Two gents are given credit to the disco-era classic. The most recent is Robert “Rosebud” Butt (otherwise known as Bob Butt – but what’s in a name, right?). While working at a Long Island nightclub in the 1970s, he created the Long Island Iced Tea for a drink competition that called for triple sec as the challenge ingredient.

 

He even has a website further cementing his creation claim: “The world famous Long Island Iced Tea was first invented in 1972 by me, Robert Butt, while I was tending bar at the infamous Oak Beach Inn. I participated in a cocktail creating contest. Triple Sec had to be included, and the bottles started flying. My concoction was an immediate hit and quickly became the house drink at the Oak Beach Inn. By the mid-1970s, every bar on Long Island was serving up this innocent-looking cocktail, and by the 1980s it was known the world over.”

 

However, Butt might be the butt of the joke. More than a decade earlier, a Long Island Iced Tea recipe first appeared in Betty Crocker’s New Picture Cook Book in 1961. And then again, a LIIT recipe reappeared in the 1966 American Home All-Purpose Cookbook. Maybe he was flipping through his mom’s cookbooks for ideas before the cocktail contest?

 

Laying aside the plagiarism issues, Butt can be lauded for popularizing the drink. In fact, you can even watch him demo the drink in the PBS Inventors series on Youtube.

 

The other origin story has much more intrigue set in Prohibition times. It’s said Long Island, Tennessee local Charles Bishop, or Old Man Bishop, created the cocktail in the 1920s to fool Prohibition police because it looked like tea but packed a serious punch (very convenient if you only had time for one drink before the police raided your bar). His recipe included maple syrup. Still today, New York and Tennessee battle out LIIT’s birthplace.

 

And although many high-end bars and restaurants flat out refuse a guest’s request for the cocktail (to avoid inebriated patrons or because of its lowbrow frat status), the Long Island Iced Tea is making a comeback. In January, The New York Times predicted that retro cocktails, like the LIIT and Blue Lagoon, would trend in 2022.

 

And barkeeps listened. Bless the craft cocktail movement – it embraces and elevates, even the uncool.

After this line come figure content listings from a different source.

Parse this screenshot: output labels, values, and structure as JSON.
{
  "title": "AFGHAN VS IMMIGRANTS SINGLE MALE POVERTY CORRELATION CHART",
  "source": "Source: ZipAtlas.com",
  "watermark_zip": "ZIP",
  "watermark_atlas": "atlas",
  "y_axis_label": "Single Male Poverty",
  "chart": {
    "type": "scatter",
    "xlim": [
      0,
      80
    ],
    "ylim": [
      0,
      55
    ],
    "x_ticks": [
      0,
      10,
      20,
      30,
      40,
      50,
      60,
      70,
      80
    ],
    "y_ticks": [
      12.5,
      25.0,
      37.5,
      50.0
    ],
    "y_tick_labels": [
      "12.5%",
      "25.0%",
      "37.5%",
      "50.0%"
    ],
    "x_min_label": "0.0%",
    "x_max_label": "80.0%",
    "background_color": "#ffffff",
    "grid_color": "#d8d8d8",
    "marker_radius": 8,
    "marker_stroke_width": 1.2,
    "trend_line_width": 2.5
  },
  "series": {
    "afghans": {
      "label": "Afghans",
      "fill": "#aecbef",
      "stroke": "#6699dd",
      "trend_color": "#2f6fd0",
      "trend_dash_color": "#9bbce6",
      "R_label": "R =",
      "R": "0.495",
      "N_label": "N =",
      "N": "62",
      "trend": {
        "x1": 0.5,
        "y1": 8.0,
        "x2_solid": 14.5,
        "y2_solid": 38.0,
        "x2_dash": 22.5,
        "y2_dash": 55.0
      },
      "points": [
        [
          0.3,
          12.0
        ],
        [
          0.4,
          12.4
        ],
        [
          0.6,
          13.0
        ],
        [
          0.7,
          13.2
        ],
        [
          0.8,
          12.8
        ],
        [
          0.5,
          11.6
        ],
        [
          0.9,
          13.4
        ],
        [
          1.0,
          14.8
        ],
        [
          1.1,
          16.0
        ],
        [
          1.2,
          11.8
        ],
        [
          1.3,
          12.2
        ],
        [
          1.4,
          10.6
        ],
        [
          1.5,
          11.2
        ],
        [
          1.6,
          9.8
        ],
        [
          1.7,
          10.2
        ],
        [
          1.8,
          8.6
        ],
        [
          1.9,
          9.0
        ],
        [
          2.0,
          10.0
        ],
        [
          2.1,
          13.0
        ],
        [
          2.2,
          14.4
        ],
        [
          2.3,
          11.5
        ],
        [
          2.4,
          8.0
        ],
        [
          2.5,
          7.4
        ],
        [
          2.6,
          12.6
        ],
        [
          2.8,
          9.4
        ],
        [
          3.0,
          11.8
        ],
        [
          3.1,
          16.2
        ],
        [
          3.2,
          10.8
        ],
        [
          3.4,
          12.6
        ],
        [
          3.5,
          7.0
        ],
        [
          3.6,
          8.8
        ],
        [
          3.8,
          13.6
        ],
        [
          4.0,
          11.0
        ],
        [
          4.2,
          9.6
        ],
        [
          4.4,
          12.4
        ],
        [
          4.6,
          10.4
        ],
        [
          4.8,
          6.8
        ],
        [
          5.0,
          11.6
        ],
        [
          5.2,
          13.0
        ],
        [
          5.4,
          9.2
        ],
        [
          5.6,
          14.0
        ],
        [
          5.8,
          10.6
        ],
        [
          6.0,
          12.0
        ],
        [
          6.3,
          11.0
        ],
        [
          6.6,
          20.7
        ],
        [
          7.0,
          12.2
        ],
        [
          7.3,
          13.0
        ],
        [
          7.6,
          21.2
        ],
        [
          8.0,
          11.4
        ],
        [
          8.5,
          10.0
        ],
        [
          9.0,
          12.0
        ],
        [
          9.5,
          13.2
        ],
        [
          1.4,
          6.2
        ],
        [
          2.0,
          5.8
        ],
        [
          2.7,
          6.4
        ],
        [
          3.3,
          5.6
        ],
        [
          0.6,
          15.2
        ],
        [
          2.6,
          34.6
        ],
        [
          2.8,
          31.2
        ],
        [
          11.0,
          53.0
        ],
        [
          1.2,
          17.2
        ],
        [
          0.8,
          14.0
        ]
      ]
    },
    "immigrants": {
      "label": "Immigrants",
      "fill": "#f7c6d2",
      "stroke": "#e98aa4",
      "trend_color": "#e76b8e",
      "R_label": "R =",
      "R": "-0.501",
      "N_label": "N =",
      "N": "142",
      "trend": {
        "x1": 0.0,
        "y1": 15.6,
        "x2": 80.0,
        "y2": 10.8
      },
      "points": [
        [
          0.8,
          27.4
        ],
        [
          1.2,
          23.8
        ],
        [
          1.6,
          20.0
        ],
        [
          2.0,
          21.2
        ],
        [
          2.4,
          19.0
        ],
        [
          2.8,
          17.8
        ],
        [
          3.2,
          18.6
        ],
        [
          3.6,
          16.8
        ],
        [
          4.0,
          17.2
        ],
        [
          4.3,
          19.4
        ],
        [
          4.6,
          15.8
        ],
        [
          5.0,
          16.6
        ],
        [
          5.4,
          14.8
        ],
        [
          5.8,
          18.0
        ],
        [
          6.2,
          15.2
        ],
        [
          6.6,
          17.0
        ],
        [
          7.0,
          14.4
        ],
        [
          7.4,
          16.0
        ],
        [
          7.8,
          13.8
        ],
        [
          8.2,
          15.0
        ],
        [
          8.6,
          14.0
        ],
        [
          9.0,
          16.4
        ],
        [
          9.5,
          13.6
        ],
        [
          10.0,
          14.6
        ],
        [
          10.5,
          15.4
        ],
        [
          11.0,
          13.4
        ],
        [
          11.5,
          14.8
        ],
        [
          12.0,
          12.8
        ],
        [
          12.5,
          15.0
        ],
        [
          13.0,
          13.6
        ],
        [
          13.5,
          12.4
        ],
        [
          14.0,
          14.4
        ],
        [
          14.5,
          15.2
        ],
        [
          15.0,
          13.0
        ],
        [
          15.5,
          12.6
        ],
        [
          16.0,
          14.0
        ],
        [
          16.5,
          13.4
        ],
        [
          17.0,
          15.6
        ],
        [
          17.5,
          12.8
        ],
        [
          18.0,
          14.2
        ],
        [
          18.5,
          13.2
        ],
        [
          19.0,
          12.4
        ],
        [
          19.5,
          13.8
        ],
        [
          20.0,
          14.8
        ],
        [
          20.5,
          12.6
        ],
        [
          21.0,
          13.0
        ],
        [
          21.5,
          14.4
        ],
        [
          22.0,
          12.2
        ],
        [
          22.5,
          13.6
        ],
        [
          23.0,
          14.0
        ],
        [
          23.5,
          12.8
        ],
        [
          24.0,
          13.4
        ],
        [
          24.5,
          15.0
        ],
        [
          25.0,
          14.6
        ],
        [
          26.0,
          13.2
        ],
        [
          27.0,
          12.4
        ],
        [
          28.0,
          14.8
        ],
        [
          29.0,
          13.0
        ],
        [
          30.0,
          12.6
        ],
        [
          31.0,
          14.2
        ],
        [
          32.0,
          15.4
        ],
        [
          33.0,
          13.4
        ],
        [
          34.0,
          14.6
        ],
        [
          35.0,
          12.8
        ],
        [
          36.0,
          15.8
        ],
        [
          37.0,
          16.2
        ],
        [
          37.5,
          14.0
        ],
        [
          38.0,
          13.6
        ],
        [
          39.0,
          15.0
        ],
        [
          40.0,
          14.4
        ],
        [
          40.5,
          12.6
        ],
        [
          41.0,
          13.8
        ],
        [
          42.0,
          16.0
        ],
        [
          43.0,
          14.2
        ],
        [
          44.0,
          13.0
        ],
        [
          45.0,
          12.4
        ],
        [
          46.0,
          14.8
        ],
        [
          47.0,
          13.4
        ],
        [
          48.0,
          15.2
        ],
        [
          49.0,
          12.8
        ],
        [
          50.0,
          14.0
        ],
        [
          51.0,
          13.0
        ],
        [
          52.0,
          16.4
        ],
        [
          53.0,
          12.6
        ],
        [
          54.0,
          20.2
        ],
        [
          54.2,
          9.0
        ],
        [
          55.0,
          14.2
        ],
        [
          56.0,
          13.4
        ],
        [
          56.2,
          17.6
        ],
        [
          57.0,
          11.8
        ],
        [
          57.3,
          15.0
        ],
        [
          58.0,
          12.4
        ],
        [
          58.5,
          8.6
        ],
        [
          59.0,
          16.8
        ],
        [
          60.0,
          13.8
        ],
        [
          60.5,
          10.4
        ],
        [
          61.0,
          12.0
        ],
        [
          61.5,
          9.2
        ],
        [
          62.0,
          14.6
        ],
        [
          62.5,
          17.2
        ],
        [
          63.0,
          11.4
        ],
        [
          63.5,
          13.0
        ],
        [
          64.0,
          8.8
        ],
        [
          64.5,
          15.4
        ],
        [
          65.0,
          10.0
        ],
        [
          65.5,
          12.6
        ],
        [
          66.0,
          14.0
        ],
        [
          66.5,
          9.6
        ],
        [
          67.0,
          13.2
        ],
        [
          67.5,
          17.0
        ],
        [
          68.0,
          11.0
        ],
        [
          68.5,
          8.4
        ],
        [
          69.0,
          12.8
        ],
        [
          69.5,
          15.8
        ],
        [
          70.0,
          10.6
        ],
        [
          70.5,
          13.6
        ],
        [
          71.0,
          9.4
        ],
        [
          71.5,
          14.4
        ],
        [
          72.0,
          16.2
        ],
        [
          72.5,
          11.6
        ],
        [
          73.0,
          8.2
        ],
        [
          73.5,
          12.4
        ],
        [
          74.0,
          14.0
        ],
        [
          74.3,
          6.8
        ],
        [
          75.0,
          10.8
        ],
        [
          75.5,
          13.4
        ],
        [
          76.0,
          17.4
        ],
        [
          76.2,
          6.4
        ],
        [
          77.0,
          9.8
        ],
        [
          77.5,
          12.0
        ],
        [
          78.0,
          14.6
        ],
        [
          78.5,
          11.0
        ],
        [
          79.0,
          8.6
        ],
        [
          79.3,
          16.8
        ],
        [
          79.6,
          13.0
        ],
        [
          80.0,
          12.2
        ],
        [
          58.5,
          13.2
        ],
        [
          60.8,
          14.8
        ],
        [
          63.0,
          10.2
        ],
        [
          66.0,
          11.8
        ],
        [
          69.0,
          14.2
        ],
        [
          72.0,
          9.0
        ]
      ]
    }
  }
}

For example, Bonnie’s in Brooklyn, NY serves a large-format LIIT in a teapot (and yes – and actually uses tea), Halcyon in Austin, TX makes theirs with coffee, and Jeffrey Morgenthaler has been working to redeem the drink for years in Portland.

 

Most bartenders agree, keep the four spirits to a half ounce pour, skip the store bought sour mix (use fresh squeezed lemon juice instead) and you’ll have a well-balanced, refreshing sipper that won’t knock you off your feet.

Here’s Morgenthaler’s recipe to try now:

 

 

 

​​Long Island Iced Tea

Long Island Iced Tea

Ingredients:

  • 1/2 oz gin
  • 1/2 oz vodka
  • 1/2 oz rum
  • 1/2 oz tequila
  • 1/2 oz triple sec
  • 3/4 oz lemon
  • 2 tsp simple syrup
  • 3/4 oz cola

Preparation: Add everything but the cola to a shaker with ice and shake to chill. Strain into a Collins glass over fresh crushed ice. Garnish with a lemon twist.